A boat's crew rowed 10.5 miles downstream, with the current, in 1.5 hours. The return trip upstream, against the current, covered the same distance, but took 3.5 hours. Find the crew's rowing rate in still water, and the rate of the current.
(Vb+Vc)1.5 = 10.5
Eq1: Vb + Vc = 7
(Vb-Vc)3.5 = 10.5
Eq2: Vb - Vc = 3
Add Eq1 and Eq2:
Vb + Vc = 7
Vb - Vc = 3
2Vb = 10
Vb = 5 mi/h
5 + Vc = 7
Vc = 2 mi/h.
To find the crew's rowing rate in still water and the rate of the current, we can set up a system of equations.
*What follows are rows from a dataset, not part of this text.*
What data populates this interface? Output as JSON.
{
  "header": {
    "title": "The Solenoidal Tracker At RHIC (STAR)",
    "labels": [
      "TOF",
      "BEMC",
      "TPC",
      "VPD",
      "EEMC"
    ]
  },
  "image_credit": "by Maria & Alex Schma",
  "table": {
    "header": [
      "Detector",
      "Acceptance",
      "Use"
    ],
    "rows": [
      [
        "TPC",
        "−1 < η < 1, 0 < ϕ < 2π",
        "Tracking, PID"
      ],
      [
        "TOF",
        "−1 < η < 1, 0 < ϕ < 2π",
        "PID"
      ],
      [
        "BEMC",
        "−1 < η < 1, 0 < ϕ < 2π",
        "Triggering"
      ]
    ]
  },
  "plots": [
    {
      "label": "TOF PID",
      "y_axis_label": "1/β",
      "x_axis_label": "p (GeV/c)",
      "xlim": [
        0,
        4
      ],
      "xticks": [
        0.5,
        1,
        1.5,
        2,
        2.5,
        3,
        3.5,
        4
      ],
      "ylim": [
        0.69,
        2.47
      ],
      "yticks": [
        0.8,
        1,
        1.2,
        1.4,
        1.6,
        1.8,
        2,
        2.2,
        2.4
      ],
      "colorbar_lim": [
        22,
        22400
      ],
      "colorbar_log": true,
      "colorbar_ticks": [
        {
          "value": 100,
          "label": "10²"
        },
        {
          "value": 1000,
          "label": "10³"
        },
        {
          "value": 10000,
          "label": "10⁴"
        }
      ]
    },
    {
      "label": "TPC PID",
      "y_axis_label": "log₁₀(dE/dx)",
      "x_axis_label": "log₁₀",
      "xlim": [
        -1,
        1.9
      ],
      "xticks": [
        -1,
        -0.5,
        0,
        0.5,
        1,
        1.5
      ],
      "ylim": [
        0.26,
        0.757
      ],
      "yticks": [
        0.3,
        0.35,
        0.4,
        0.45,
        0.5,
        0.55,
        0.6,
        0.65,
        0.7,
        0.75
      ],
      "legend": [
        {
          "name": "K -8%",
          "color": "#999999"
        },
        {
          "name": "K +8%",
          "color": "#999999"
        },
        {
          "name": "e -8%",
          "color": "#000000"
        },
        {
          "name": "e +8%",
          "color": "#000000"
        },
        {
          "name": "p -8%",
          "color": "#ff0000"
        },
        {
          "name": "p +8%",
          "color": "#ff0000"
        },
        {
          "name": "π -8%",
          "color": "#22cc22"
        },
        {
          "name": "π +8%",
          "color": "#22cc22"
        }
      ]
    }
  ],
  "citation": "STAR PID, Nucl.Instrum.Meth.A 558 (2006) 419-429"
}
Let's denote the crew's rowing rate in still water as "x" and the rate of the current as "y".
Downstream:
The distance covered is 10.5 miles and the time taken is 1.5 hours. When rowing downstream, the crew's effective speed is increased by the rate of the current. So the equation for the downstream trip is:
10.5 = (x + y) * 1.5
Upstream:
The distance covered is still 10.5 miles, but the time taken is now 3.5 hours. When rowing upstream, the crew's effective speed is decreased by the rate of the current. So the equation for the upstream trip is:
10.5 = (x - y) * 3.5
Now we have a system of two equations:
1) 10.5 = (x + y) * 1.5
2) 10.5 = (x - y) * 3.5
To solve this system, we can begin by simplifying the equations:
1) 10.5 = 1.5x + 1.5y
2) 10.5 = 3.5x - 3.5y
Next, we can rearrange equation 1 to solve for x in terms of y:
1) 10.5 - 1.5y = 1.5x
Divide both sides by 1.5:
(10.5 - 1.5y) / 1.5 = x
Simplify:
7 - y = x
Now we substitute this value of x in equation 2:
2) 10.5 = 3.5(7 - y) - 3.5y
Distribute:
10.5 = 24.5 - 3.5y - 3.5y
Combine like terms:
10.5 = 24.5 - 7y
Move the constant to the other side of the equation:
7y = 24.5 - 10.5
7y = 14
Divide both sides by 7:
y = 2
Now that we have the value of y, we can substitute it back into equation 1 to find x:
1) 10.5 = 1.5x + 1.5(2)
Simplify:
10.5 = 1.5x + 3
Subtract 3 from both sides:
7.5 = 1.5x
Divide both sides by 1.5:
x = 5
Therefore, the crew's rowing rate in still water is 5 miles per hour, and the rate of the current is 2 miles per hour.